Infrastructure & Transportation | Fort Bend Economic Development Council

Infrastructure has long been a priority for Fort Bend County. County leadership and our municipal partners consider mobility and flood mitigation infrastructure a quality of life issue and have led the region in the construction of infrastructure.

Transportation Network

The Greater Houston region is large and most travel via cars to and from work and around the region.  Road construction and expansion has remained a critical issue as the county has grown to ensure all residents have sufficient access to roads. 

Use the tool below to explore drive times from the geographic center of the county. Click on the destination circles to toggle between the various urban centers across the region and see new information.

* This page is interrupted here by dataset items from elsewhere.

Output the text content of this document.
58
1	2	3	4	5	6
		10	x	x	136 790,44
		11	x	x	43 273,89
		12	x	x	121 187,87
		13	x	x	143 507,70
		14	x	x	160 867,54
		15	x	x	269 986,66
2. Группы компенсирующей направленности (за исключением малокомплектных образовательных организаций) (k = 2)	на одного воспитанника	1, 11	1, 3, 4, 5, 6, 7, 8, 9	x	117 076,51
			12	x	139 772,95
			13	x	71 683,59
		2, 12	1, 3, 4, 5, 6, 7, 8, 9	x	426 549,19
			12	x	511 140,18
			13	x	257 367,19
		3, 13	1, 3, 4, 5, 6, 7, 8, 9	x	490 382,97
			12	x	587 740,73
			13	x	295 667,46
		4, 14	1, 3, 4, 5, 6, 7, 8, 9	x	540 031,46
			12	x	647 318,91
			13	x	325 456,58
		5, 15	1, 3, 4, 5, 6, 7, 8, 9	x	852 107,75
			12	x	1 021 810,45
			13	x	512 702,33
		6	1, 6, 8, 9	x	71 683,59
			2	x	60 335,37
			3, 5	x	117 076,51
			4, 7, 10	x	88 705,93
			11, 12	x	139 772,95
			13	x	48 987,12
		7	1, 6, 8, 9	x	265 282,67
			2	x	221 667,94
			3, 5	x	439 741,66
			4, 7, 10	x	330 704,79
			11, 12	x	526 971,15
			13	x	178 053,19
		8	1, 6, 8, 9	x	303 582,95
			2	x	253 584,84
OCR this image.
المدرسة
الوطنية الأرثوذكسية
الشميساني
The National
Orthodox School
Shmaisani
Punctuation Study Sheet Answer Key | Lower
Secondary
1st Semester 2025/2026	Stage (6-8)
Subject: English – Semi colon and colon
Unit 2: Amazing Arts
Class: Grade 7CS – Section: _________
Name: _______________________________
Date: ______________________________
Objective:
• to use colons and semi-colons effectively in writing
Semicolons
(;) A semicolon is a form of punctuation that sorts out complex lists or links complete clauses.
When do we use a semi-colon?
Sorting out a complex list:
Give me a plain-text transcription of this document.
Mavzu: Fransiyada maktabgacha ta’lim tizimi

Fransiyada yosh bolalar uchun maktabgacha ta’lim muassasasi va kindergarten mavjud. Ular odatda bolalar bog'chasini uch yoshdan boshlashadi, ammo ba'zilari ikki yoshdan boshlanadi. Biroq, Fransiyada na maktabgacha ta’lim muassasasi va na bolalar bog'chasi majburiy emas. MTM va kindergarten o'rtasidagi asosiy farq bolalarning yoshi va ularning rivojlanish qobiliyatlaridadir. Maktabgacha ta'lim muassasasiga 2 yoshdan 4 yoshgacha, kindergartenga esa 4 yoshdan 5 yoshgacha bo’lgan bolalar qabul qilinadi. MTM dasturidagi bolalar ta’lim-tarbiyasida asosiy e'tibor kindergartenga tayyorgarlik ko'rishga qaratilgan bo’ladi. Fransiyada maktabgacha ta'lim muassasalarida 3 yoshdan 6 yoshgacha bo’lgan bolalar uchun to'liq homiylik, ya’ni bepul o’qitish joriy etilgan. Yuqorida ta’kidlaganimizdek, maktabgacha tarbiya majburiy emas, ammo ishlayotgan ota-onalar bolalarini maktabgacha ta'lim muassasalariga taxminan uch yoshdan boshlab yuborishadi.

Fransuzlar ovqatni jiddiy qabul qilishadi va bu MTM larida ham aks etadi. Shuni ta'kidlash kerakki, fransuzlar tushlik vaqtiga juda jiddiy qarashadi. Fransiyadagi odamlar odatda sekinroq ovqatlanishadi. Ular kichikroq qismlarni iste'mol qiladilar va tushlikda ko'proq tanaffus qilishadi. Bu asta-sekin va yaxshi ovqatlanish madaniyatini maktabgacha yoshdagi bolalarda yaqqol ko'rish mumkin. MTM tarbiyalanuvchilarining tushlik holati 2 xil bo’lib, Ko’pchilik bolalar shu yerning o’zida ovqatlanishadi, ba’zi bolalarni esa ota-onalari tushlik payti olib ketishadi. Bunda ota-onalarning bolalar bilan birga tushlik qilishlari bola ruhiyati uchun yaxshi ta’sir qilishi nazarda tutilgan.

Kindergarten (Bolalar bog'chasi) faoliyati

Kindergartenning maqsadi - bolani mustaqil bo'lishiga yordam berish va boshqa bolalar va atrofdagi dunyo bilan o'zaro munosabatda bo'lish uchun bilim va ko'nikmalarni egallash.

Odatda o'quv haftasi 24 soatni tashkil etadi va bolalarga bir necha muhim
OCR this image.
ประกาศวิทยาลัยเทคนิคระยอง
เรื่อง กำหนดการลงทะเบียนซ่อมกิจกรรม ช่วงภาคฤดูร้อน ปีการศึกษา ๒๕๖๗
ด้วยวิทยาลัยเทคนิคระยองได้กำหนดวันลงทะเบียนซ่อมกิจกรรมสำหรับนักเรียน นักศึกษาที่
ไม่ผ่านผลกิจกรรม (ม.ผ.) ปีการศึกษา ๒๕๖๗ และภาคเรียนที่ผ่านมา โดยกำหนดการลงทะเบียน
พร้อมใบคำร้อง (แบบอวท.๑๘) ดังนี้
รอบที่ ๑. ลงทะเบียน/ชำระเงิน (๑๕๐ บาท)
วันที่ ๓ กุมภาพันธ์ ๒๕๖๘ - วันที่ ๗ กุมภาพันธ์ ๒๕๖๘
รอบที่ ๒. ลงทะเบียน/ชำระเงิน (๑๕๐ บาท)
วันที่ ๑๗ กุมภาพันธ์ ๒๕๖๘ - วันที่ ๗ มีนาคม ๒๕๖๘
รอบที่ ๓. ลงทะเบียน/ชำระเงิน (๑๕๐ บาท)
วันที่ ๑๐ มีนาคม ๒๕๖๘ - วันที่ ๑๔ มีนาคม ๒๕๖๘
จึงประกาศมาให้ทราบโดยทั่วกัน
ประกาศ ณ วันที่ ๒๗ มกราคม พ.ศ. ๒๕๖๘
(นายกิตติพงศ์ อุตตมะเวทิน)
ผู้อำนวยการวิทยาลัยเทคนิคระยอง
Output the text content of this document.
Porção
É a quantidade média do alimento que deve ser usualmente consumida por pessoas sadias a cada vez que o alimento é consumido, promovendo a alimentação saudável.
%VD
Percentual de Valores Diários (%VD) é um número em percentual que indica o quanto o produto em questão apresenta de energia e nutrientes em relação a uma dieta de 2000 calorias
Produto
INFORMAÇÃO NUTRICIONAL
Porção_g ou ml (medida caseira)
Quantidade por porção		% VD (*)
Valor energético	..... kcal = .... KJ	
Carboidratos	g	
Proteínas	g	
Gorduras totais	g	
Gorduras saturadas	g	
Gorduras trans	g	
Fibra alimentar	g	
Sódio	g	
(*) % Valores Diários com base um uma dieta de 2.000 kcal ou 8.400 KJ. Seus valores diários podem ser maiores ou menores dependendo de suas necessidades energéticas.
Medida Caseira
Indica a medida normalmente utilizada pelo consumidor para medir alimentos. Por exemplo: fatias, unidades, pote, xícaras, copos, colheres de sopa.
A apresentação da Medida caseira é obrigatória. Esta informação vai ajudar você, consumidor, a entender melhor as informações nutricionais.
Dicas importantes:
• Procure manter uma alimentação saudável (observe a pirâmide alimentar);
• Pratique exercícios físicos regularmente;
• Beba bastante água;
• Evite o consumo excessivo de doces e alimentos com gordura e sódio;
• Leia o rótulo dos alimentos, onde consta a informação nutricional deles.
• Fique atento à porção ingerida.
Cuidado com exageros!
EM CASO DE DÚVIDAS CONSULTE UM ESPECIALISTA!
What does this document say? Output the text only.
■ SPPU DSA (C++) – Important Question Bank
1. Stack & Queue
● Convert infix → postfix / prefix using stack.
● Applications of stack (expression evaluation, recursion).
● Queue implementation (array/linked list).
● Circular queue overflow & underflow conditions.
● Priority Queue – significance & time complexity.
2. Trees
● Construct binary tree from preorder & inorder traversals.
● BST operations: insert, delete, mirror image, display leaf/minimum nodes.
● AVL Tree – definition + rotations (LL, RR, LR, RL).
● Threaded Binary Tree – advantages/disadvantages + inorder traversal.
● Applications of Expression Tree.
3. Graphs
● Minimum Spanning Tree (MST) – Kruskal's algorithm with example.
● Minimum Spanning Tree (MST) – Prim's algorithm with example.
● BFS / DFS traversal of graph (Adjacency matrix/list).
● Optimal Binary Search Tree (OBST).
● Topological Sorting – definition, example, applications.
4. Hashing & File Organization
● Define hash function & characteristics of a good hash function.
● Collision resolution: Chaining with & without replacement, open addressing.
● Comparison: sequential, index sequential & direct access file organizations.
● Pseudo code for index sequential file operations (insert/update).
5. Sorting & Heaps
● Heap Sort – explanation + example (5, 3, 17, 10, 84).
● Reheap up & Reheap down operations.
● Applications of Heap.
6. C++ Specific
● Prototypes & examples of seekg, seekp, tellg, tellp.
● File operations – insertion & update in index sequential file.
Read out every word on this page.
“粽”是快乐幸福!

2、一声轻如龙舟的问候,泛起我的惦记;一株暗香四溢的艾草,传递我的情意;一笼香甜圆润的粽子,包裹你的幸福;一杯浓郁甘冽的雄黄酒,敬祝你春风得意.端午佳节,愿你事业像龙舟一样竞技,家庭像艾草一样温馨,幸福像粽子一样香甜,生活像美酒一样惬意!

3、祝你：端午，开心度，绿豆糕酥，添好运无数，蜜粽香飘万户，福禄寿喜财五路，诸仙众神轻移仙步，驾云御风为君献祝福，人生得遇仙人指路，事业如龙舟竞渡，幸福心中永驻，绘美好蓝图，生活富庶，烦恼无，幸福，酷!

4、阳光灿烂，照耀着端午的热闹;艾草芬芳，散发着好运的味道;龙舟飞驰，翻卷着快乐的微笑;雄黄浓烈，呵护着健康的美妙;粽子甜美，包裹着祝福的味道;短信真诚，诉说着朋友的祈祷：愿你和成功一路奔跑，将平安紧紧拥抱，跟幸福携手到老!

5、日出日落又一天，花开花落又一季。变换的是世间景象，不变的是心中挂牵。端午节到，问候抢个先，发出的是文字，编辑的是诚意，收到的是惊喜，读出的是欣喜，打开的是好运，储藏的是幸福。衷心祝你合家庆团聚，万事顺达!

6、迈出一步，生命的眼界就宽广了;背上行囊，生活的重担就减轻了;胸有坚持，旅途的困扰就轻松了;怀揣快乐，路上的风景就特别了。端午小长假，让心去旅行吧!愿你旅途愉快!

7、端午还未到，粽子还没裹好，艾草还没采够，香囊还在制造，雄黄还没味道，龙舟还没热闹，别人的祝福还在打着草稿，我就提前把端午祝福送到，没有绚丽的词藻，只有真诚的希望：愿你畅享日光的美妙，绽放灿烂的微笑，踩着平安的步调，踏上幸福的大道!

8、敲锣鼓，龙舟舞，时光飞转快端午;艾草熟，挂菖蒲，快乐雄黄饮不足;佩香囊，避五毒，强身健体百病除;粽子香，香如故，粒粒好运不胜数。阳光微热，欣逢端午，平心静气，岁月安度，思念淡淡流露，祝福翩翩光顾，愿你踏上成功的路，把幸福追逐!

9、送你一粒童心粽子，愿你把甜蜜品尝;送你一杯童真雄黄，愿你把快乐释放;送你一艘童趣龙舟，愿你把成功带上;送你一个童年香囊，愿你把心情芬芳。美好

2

Key Transportation Corridors
The Grand Parkway

When complete, will be 180-mile circumferential highway encircling the Greater Houston region.

Highway 36A

Initiating in Freeport with access to Port Freeport, is a major transportation corridor from the Port which runs through Fort Bend County and could potentially connect with Interstate 10. Expansions and extensions are planned.

The West Park Tollway

Creates an east-west corridor to Houston’s major commerce centers with access to Greater Houston’s financial districts, Highway 6, the Sam Houston Tollway/Beltway 8, US 59, and the Galleria.

FM 1093

Currently under expansion to increase mobility in a growing region of the county.

Fort Bend Toll Road

Located in south Fort Bend County, provides improved access to Houston’s business and medical centers, with major interchanges at Highway 6, Lake Olympia Parkway, FM 2234 / McHard Road, Beltway 8 and US-90A.

Interstate 69

A 1,660 mile highway, connects 31.8 miles of Fort Bend County, a five mile stretch currently expanding to six (or eight)  lanes (location dependent).

Sky view of highway road


Port Freeport

Port Freeport is a leading port in the export of crude oil and natural gas liquids and ranked 6th in chemicals, 11th in foreign waterborne tonnage, and 26th in containers

Click here to learn more about Port Freeport's efforts to grow bigger, deeper, wider and better.

Port of Houston

25 miles from the heart of Fort Bend County, Port of Houston is Texas’ largest port, ranked first in the US in foreign waterborne tonnage, 1st in US imports, 1st in US export tonnage, 2nd in the US in total tonnage.


Sugar Land Municipal

Being the fourth largest airport in the Greater Houston area, Sugar Land Municipal Airport is providing on-site US Custom services to accommodate both regional and international corporate executives.

Houston Southwest

Located in Southeast Fort Bend County, the Houston Southwest Airport provides airline rentals, charters, parking hangers, maintenance, and aviation fuel.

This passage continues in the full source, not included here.